Companies Act 2014
Directors’ explanatory report
1132. (1) Except in the case of a merger by absorption and subject to subsections (4) and (5), a separate written report (the “explanatory report”) shall be prepared in respect of each of the merging companies by the directors of each such company.
(2) The explanatory report shall at least give particulars of, and explain—
(a) the common draft terms of merger;
(b) the legal and economic grounds for and implications of the common draft terms of merger with particular reference to the proposed share exchange ratio, organisation and management structures, recent and future commercial activities and the financial interests of the holders of the shares and other securities in the company;
(c) the methods used to arrive at the proposed share exchange ratio and the reasons for the use of these methods; and
(d) any special valuation difficulties which have arisen.
(3) The explanatory report shall be signed, on the same date, on behalf of each of the merging companies by 2 directors of each such company (or, in the case of each of one or more of them having a sole director, by the sole director); the report shall bear the date of such signing.
(4) This section is subject to section 1137(11) (which provides for an exemption from its requirements in relation to a particular type of merger operation).

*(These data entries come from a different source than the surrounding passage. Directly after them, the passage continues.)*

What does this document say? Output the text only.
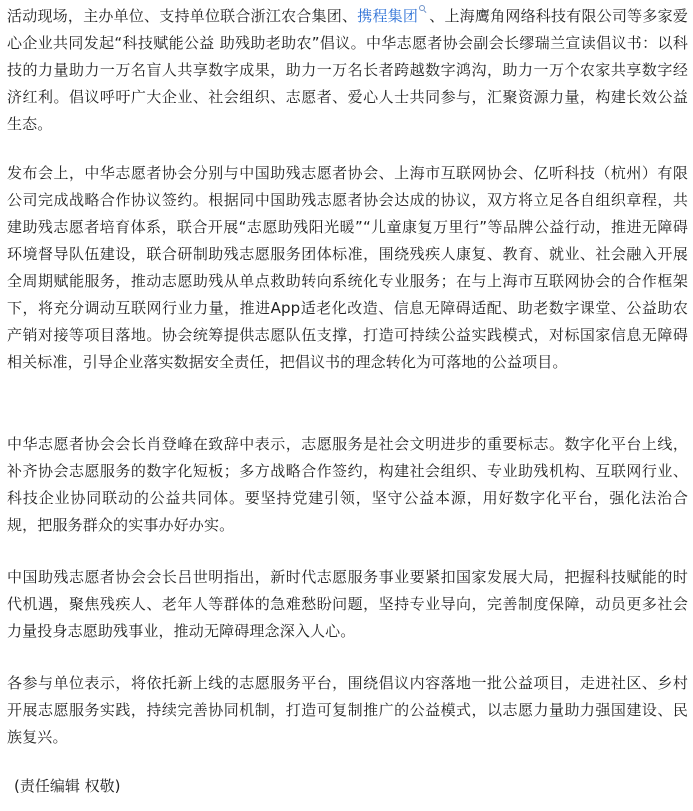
活动现场，主办单位、支持单位联合浙江农合集团、携程集团 、上海鹰角网络科技有限公司等多家爱心企业共同发起“科技赋能公益 助残助老助农”倡议。中华志愿者协会副会长缪瑞兰宣读倡议书：以科技的力量助力一万名盲人共享数字成果，助力一万名长者跨越数字鸿沟，助力一万个农家共享数字经济红利。倡议呼吁广大企业、社会组织、志愿者、爱心人士共同参与，汇聚资源力量，构建长效公益生态。

发布会上，中华志愿者协会分别与中国助残志愿者协会、上海市互联网协会、亿听科技（杭州）有限公司完成战略合作协议签约。根据同中国助残志愿者协会达成的协议，双方将立足各自组织章程，共建助残志愿者培育体系，联合开展“志愿助残阳光暖”“儿童康复万里行”等品牌公益行动，推进无障碍环境督导队伍建设，联合研制助残志愿服务团体标准，围绕残疾人康复、教育、就业、社会融入开展全周期赋能服务，推动志愿助残从单点救助转向系统化专业服务；在与上海市互联网协会的合作框架下，将充分调动互联网行业力量，推进App适老化改造、信息无障碍适配、助老数字课堂、公益助农产销对接等项目落地。协会统筹提供志愿队伍支撑，打造可持续公益实践模式，对标国家信息无障碍相关标准，引导企业落实数据安全责任，把倡议书的理念转化为可落地的公益项目。

中华志愿者协会会长肖登峰在致辞中表示，志愿服务是社会文明进步的重要标志。数字化平台上线，补齐协会志愿服务的数字化短板；多方战略合作签约，构建社会组织、专业助残机构、互联网行业、科技企业协同联动的公益共同体。要坚持党建引领，坚守公益本源，用好数字化平台，强化法治合规，把服务群众的实事办好办实。

中国助残志愿者协会会长吕世明指出，新时代志愿服务事业要紧扣国家发展大局，把握科技赋能的时代机遇，聚焦残疾人、老年人等群体的急难愁盼问题，坚持专业导向，完善制度保障，动员更多社会力量投身志愿助残事业，推动无障碍理念深入人心。

各参与单位表示，将依托新上线的志愿服务平台，围绕倡议内容落地一批公益项目，走进社区、乡村开展志愿服务实践，持续完善协同机制，打造可复制推广的公益模式，以志愿力量助力强国建设、民族复兴。

(责任编辑 权敬)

(5) This section shall not apply if the following condition is, or (as appropriate) the following 2 conditions are, satisfied:
(a) other than in a case falling within paragraph (b), all of the holders of shares conferring the right to vote at general meetings of each of the merging companies have agreed that this section shall not apply; or
(b) where a requirement for the taking effect of a vote (whether a vote generally or of the type to which this subsection applies) by holders of shares of any of the merging companies is that a holder of securities of the company has consented thereto—
(i) the agreement mentioned in paragraph (a) exists; and
(ii) all of the holders of securities of the company or companies in respect of which requirement mentioned in this paragraph operates have agreed that this section shall not apply.